S. or the systematic removal of a group of people from most of a country, Interesting point of view of why there are certain cities in California that have no Chinese or had race riots.
California's version of the race riots, Jean Pfaelzer's Driven Out: The Forgotten War Against ChineseAmericans explores the harrowing story of harassment, prejudice and violence faced by Asian immigrants to the United States in theth Century.
Pfaelzer's book analyzes the motives and ambitions of these immigrants Chinese hoping to strike it rich in the New World, indentured servants and sex workers exploited by Chinese and American employers alike while assessing the panicked white reaction, ranging from discriminatory laws to violence, from lynchings and riots to fullon pogroms.

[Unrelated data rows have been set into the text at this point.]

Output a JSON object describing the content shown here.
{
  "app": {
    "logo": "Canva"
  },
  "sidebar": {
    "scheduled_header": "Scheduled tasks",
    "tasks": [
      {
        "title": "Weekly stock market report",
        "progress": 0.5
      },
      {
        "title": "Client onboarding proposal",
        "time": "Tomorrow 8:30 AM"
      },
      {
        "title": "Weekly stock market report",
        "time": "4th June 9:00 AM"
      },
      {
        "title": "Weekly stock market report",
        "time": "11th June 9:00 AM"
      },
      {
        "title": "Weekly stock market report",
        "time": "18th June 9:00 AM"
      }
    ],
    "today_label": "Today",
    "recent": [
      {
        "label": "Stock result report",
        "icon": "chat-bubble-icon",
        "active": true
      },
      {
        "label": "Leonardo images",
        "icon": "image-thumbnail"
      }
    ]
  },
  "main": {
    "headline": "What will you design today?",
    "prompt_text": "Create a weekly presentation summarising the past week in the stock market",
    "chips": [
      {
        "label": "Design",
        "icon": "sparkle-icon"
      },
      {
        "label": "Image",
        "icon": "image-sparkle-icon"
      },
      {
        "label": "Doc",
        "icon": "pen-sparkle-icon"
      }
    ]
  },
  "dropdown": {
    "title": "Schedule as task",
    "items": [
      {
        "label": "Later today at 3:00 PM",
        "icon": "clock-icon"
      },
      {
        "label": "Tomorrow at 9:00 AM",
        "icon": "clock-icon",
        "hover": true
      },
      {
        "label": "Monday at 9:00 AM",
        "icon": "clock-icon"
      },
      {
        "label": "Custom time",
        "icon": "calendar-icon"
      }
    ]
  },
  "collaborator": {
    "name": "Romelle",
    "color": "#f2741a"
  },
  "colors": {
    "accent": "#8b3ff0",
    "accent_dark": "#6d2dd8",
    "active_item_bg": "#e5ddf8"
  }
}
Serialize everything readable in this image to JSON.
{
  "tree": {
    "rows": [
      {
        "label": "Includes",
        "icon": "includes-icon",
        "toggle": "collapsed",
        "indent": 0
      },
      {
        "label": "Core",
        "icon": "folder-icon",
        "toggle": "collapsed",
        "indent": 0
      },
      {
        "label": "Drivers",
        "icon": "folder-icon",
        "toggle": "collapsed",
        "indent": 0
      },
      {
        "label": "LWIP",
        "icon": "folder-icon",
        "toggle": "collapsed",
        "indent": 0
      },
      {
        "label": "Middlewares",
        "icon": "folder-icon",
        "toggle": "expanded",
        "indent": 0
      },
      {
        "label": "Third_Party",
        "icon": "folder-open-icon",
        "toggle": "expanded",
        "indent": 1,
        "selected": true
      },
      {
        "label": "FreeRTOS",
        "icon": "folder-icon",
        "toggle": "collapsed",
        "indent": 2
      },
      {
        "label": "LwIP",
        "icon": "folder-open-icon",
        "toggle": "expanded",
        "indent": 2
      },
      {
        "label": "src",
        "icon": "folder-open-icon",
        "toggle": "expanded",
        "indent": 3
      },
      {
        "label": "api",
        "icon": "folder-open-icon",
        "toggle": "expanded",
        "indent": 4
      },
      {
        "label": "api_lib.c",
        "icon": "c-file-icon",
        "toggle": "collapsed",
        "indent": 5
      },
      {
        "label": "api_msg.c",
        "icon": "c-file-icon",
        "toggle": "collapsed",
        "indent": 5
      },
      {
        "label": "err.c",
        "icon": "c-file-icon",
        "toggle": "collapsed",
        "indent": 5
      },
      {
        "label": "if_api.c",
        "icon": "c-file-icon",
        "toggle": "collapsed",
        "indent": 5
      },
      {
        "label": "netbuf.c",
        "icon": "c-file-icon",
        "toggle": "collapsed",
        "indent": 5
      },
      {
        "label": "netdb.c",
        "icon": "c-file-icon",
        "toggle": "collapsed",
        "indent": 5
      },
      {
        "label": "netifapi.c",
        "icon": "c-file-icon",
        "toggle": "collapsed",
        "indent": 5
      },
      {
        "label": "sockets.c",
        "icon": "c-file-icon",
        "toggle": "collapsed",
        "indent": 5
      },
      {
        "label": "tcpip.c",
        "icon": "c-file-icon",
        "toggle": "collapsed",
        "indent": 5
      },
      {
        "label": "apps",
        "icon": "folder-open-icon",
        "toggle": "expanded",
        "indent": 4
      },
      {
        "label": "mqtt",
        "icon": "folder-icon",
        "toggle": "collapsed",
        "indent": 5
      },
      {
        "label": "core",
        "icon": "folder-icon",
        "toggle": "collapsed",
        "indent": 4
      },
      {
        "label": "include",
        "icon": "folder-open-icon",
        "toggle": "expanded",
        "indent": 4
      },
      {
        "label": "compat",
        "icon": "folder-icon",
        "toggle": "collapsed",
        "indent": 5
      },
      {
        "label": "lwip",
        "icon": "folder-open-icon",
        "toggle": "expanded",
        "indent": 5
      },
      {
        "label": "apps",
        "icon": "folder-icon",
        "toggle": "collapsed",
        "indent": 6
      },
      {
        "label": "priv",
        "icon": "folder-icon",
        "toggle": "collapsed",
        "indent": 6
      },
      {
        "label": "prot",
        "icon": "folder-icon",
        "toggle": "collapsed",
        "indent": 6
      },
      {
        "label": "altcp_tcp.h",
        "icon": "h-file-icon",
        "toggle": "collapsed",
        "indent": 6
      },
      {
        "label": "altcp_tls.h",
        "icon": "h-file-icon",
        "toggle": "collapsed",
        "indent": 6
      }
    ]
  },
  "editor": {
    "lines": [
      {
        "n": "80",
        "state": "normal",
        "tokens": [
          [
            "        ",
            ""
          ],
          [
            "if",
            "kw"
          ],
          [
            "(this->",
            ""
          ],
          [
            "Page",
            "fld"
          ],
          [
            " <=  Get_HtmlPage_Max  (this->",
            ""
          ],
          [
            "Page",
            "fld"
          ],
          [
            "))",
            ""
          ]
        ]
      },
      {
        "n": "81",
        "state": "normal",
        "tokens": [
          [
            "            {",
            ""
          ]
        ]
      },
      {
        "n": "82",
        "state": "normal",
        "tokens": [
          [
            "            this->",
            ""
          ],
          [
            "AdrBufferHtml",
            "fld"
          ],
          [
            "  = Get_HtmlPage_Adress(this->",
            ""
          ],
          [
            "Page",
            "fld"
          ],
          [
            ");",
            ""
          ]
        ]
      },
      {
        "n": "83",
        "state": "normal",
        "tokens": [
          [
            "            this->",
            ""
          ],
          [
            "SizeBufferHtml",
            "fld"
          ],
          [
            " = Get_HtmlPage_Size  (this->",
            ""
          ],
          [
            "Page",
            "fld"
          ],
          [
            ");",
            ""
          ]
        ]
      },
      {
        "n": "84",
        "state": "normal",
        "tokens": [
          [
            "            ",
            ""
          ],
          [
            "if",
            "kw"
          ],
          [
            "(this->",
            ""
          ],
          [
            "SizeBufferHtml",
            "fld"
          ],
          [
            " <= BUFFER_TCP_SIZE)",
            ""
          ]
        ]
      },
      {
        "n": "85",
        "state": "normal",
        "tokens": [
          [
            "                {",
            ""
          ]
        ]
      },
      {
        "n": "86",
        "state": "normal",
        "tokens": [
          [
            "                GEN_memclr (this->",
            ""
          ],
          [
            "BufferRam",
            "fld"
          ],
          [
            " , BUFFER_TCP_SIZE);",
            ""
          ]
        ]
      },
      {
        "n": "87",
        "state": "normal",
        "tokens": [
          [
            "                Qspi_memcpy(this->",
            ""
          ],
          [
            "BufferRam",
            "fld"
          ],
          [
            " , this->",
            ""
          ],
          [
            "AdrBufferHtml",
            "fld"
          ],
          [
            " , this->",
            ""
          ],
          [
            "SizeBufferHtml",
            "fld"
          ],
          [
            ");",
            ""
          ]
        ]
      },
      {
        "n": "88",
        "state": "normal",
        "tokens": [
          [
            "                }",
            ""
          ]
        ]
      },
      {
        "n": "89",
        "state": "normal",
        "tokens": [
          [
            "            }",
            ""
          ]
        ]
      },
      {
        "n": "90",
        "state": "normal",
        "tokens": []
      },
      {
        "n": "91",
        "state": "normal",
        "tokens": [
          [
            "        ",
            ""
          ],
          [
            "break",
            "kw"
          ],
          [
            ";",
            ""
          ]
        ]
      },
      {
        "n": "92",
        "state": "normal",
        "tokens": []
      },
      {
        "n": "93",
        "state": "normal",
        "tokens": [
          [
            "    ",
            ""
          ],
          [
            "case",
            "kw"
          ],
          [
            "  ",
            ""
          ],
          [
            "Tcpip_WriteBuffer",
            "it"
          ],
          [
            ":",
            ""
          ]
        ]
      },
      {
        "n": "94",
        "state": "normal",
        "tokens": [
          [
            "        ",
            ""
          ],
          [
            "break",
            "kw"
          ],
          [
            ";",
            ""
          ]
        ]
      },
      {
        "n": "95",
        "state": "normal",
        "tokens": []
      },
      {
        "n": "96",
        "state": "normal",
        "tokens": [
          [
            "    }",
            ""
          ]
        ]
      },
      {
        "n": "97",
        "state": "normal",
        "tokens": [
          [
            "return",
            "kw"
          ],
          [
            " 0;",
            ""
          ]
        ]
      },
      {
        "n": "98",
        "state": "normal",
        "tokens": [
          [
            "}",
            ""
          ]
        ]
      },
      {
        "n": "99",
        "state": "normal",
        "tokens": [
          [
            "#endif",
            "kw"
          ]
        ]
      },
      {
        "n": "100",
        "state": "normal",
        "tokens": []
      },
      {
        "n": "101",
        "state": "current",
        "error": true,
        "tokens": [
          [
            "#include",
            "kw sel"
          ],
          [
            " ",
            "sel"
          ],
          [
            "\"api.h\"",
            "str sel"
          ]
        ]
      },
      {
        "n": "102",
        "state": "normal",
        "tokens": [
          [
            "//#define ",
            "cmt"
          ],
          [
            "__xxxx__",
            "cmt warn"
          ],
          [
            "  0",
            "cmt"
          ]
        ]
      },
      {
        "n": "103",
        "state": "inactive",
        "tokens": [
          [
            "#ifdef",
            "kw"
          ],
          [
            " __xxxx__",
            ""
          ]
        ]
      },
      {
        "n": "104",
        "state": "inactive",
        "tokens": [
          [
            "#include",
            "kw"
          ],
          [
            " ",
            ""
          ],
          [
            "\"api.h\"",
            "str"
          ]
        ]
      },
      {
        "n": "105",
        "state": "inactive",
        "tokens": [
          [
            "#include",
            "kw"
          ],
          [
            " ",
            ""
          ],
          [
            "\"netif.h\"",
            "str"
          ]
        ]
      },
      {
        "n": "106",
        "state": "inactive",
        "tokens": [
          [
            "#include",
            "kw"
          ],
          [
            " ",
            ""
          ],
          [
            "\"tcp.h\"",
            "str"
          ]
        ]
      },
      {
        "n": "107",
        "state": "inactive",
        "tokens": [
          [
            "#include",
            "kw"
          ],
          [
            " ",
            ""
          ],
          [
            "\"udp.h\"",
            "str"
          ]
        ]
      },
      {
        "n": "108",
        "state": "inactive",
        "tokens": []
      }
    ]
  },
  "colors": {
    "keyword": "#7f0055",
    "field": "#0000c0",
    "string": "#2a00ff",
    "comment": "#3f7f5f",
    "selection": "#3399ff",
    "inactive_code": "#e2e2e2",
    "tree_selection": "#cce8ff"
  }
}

The book shows how both unscrupulous politicians, businessmen and even especially unions became complicit in redirecting white working class wage against the Chinese aliens," employing xenophobic rhetoric and slurs sadly still in currency.
She also commendably avoids the pitfalls common to this sort of book, showing the Chinese as possessing agency and the ability to fight back, whether through legal challenges and boycotts through armed resistance.
The prose is a bit dry and academic for easy reading, but it's worthwhile look at a sad chapter of American history whose repercussions are still felt.